The building in phase 1 considered by the design review board will meet that requirement if Google can get it built in two years.

According to the agreement, the average salary of all full-time employees on the project must be $65,000 per year.

In return, the city is allocating 1,120 acre-feet of water initially and up to 4,480 acre-feet at buildout, promising as well  “sufficient emergency back-up supplies for water.”

Water is important for data centers as an efficient means of moving heat away from servers. Data centers use a lot of water, but the industry is trying to develop technology to reduce its water demands.

The city is sweetening the deal for Google with a $16 million tax break over the next 25 years, which Mesa believes will be far exceeded by construction sales tax, electricity sales tax and personal property tax generated by the data center.
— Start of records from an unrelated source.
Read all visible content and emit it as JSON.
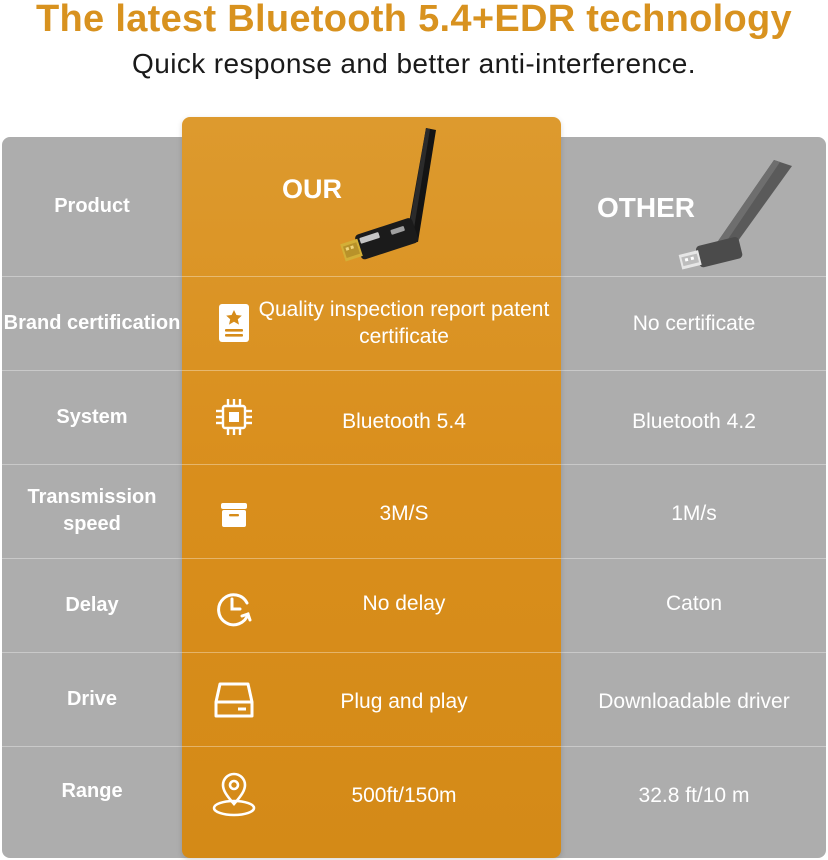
{
  "header": {
    "title": "The latest Bluetooth 5.4+EDR technology",
    "subtitle": "Quick response and better anti-interference."
  },
  "colors": {
    "accent": "#d68c1a",
    "title": "#d8921f",
    "panel_gray": "#adadad",
    "text_light": "#ffffff"
  },
  "columns": {
    "our": "OUR",
    "other": "OTHER"
  },
  "rows": [
    {
      "label": "Product"
    },
    {
      "label": "Brand certification",
      "our": "Quality inspection report patent certificate",
      "other": "No certificate",
      "icon": "certificate-icon"
    },
    {
      "label": "System",
      "our": "Bluetooth 5.4",
      "other": "Bluetooth 4.2",
      "icon": "chip-icon"
    },
    {
      "label": "Transmission speed",
      "our": "3M/S",
      "other": "1M/s",
      "icon": "box-icon"
    },
    {
      "label": "Delay",
      "our": "No delay",
      "other": "Caton",
      "icon": "clock-refresh-icon"
    },
    {
      "label": "Drive",
      "our": "Plug and play",
      "other": "Downloadable driver",
      "icon": "drive-icon"
    },
    {
      "label": "Range",
      "our": "500ft/150m",
      "other": "32.8 ft/10 m",
      "icon": "location-pin-icon"
    }
  ]
}
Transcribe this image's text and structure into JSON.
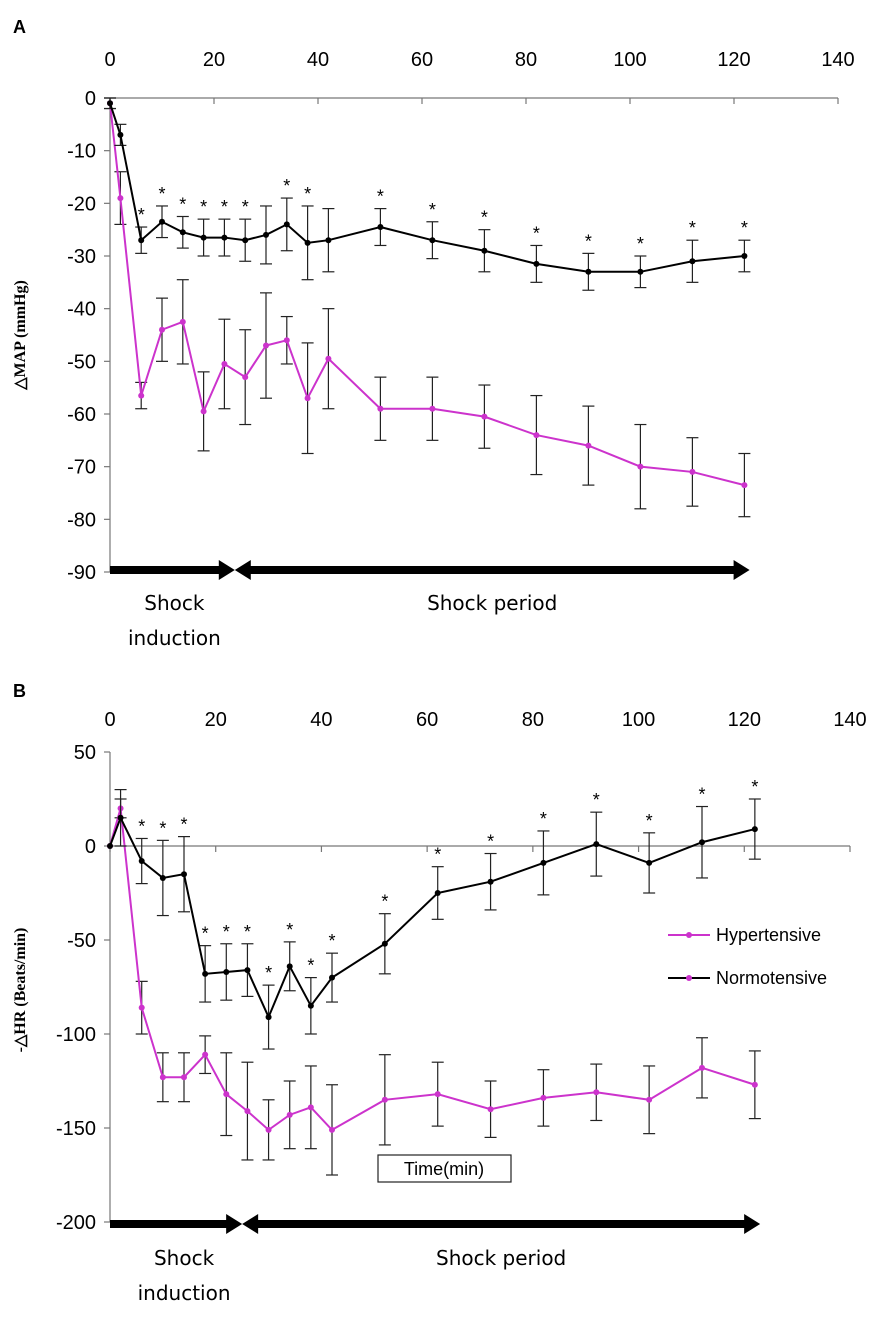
{
  "chart_data": [
    {
      "panel_label": "A",
      "type": "line",
      "ylabel": "△MAP (mmHg)",
      "xlim": [
        0,
        140
      ],
      "ylim": [
        -90,
        0
      ],
      "x_ticks": [
        "0",
        "20",
        "40",
        "60",
        "80",
        "100",
        "120",
        "140"
      ],
      "y_ticks": [
        "0",
        "-10",
        "-20",
        "-30",
        "-40",
        "-50",
        "-60",
        "-70",
        "-80",
        "-90"
      ],
      "phases": [
        {
          "label": "Shock\ninduction",
          "x_from": 0,
          "x_to": 24
        },
        {
          "label": "Shock period",
          "x_from": 24,
          "x_to": 123
        }
      ],
      "series": [
        {
          "name": "Hypertensive",
          "color": "#cc33cc",
          "x": [
            0,
            2,
            6,
            10,
            14,
            18,
            22,
            26,
            30,
            34,
            38,
            42,
            52,
            62,
            72,
            82,
            92,
            102,
            112,
            122
          ],
          "y": [
            -1,
            -19,
            -56.5,
            -44,
            -42.5,
            -59.5,
            -50.5,
            -53,
            -47,
            -46,
            -57,
            -49.5,
            -59,
            -59,
            -60.5,
            -64,
            -66,
            -70,
            -71,
            -73.5
          ],
          "err": [
            1,
            5,
            2.5,
            6,
            8,
            7.5,
            8.5,
            9,
            10,
            4.5,
            10.5,
            9.5,
            6,
            6,
            6,
            7.5,
            7.5,
            8,
            6.5,
            6
          ]
        },
        {
          "name": "Normotensive",
          "color": "#000000",
          "x": [
            0,
            2,
            6,
            10,
            14,
            18,
            22,
            26,
            30,
            34,
            38,
            42,
            52,
            62,
            72,
            82,
            92,
            102,
            112,
            122
          ],
          "y": [
            -1,
            -7,
            -27,
            -23.5,
            -25.5,
            -26.5,
            -26.5,
            -27,
            -26,
            -24,
            -27.5,
            -27,
            -24.5,
            -27,
            -29,
            -31.5,
            -33,
            -33,
            -31,
            -30
          ],
          "err": [
            1,
            2,
            2.5,
            3,
            3,
            3.5,
            3.5,
            4,
            5.5,
            5,
            7,
            6,
            3.5,
            3.5,
            4,
            3.5,
            3.5,
            3,
            4,
            3
          ],
          "significant": [
            false,
            false,
            true,
            true,
            true,
            true,
            true,
            true,
            false,
            true,
            true,
            false,
            true,
            true,
            true,
            true,
            true,
            true,
            true,
            true
          ]
        }
      ]
    },
    {
      "panel_label": "B",
      "type": "line",
      "ylabel": "-△HR (Beats/min)",
      "xlabel": "Time(min)",
      "xlim": [
        0,
        140
      ],
      "ylim": [
        -200,
        50
      ],
      "x_ticks": [
        "0",
        "20",
        "40",
        "60",
        "80",
        "100",
        "120",
        "140"
      ],
      "y_ticks": [
        "50",
        "0",
        "-50",
        "-100",
        "-150",
        "-200"
      ],
      "phases": [
        {
          "label": "Shock\ninduction",
          "x_from": 0,
          "x_to": 25
        },
        {
          "label": "Shock period",
          "x_from": 25,
          "x_to": 123
        }
      ],
      "series": [
        {
          "name": "Hypertensive",
          "color": "#cc33cc",
          "x": [
            0,
            2,
            6,
            10,
            14,
            18,
            22,
            26,
            30,
            34,
            38,
            42,
            52,
            62,
            72,
            82,
            92,
            102,
            112,
            122
          ],
          "y": [
            0,
            20,
            -86,
            -123,
            -123,
            -111,
            -132,
            -141,
            -151,
            -143,
            -139,
            -151,
            -135,
            -132,
            -140,
            -134,
            -131,
            -135,
            -118,
            -127
          ],
          "err": [
            0,
            5,
            14,
            13,
            13,
            10,
            22,
            26,
            16,
            18,
            22,
            24,
            24,
            17,
            15,
            15,
            15,
            18,
            16,
            18
          ]
        },
        {
          "name": "Normotensive",
          "color": "#000000",
          "x": [
            0,
            2,
            6,
            10,
            14,
            18,
            22,
            26,
            30,
            34,
            38,
            42,
            52,
            62,
            72,
            82,
            92,
            102,
            112,
            122
          ],
          "y": [
            0,
            15,
            -8,
            -17,
            -15,
            -68,
            -67,
            -66,
            -91,
            -64,
            -85,
            -70,
            -52,
            -25,
            -19,
            -9,
            1,
            -9,
            2,
            9
          ],
          "err": [
            0,
            15,
            12,
            20,
            20,
            15,
            15,
            14,
            17,
            13,
            15,
            13,
            16,
            14,
            15,
            17,
            17,
            16,
            19,
            16
          ],
          "significant": [
            false,
            false,
            true,
            true,
            true,
            true,
            true,
            true,
            true,
            true,
            true,
            true,
            true,
            true,
            true,
            true,
            true,
            true,
            true,
            true
          ]
        }
      ]
    }
  ],
  "legend": {
    "hypertensive_label": "Hypertensive",
    "normotensive_label": "Normotensive"
  }
}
Google submitted site plans ahead of the hearing, but according to the project narrative, “proprietary information regarding the equipment in the server halls has been removed from the drawings due to intellectual property concerns.”

“The client would be willing to disclose the design of this area in an in-person non-public review meeting,” the document continued.

The internal features of buildings are blocked out in gray on the architectural drawings submitted to the city.

Security features of the data hall include a 10-foot wall surrounding the project, a gated entry and guard shack.

In the site plans submitted by Google, designers have added interest to industrial buildings with metal accents and LED lights, some of which casts dramatic shadows on the side of the building at night.

One member of the public who lives near the project submitted a comment card with concerns about how the data center use would impact the single-family neighborhood to the north and whether there would be noise or visibility impacts.

Issues related to the land use of the project are outside the purview of the design review board, which is focused on the appearance of a project.

“I think it’s a nice approach to what we often see as a fairly large, concrete-type building,” board member Dane Astle said.

Much of the discussion focused on the landscaping, which some board members thought was awkward and relied too much on pine trees, which use more water than other species.

Board member Tanner Green summed up the board’s sentiment on the first phase, “We’re looking forward to this project.”